Did you know that New Orleans native Emily Stone wrote a book entitled “Did Jew Know?”
The “handy primer on the customs, culture and practice of the Chosen People” is a witty presentation of the breadth of the Jewish experience, “from Saul to Seinfeld.”
Part of a family rooted in Louisiana, Stone moved to New York as a child. Her father, Harvey Stone, got a job as a U.S. Attorney in the 1970s and moved the family to Brooklyn, which “was not even starting to gentrify at that time,” she said.
Growing up, Stone visited New Orleans two or three times a year, and sometimes would also visit Bogalusa. “The Jews who grew up in Uptown and went to Newman… that is the New Orleans I know,” she said.
She also went to “the seven restaurants my grandparents went to,” and assumed that like New York, everyone was Jewish in New Orleans because “that’s who was at Chris’ on Sunday night or Galatoire’s for lunch on Saturday… when my mother told me New Orleans is only 3 percent Jewish, I said we must know the entire 3 percent.”

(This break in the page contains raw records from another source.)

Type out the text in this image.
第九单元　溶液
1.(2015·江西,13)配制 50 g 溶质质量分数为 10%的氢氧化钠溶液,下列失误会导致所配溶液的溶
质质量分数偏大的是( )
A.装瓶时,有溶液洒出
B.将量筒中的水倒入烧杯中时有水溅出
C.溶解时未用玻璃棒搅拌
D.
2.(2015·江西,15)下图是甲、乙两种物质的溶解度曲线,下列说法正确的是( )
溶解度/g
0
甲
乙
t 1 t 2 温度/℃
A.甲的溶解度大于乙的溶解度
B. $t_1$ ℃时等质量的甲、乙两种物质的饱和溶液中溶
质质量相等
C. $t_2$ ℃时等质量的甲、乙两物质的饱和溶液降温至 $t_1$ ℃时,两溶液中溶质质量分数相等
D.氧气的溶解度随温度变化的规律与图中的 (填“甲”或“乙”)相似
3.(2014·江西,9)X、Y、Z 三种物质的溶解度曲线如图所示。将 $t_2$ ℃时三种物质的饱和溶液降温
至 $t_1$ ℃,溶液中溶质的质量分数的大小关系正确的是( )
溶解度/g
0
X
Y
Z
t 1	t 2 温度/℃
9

Of course, her experiences in both worlds drove home the notion that “the New York Jew is so different from the Southern Jew.”
“Did Jew Know” has been described as irreverent but “deceptively comprehensive.” Stone has said the Judaism is still mysterious and foreign to many people, including Jews.
Aside from being a writer, she has taught yoga for 12 years and became the head writer and co-creator of The Yogapedia Project, an interactive series of ebooks for yoga teachers and dedicated yogis.
She noted that Bhakti yoga is a devotional practice that “includes chanting to Hindu gods, which isn’t exactly the way to go in Judaism.”
There are a lot of Bu-Jews, Jews who follow Buddhist teachings, and she has been referred to as a Hin-Jew.
Recently, though, her brother has become more observant Jewishly. She has followed suit, and “become more uncomfortable with the Bhakti practice of yoga… it’s been an interesting journey.”
She added, “I’m returning now to Jew. The Hin part is fading.”
She thinks her next writing will be about returning to faith, about keeping Shabbat and what it entails, and talking with others who are traveling that path.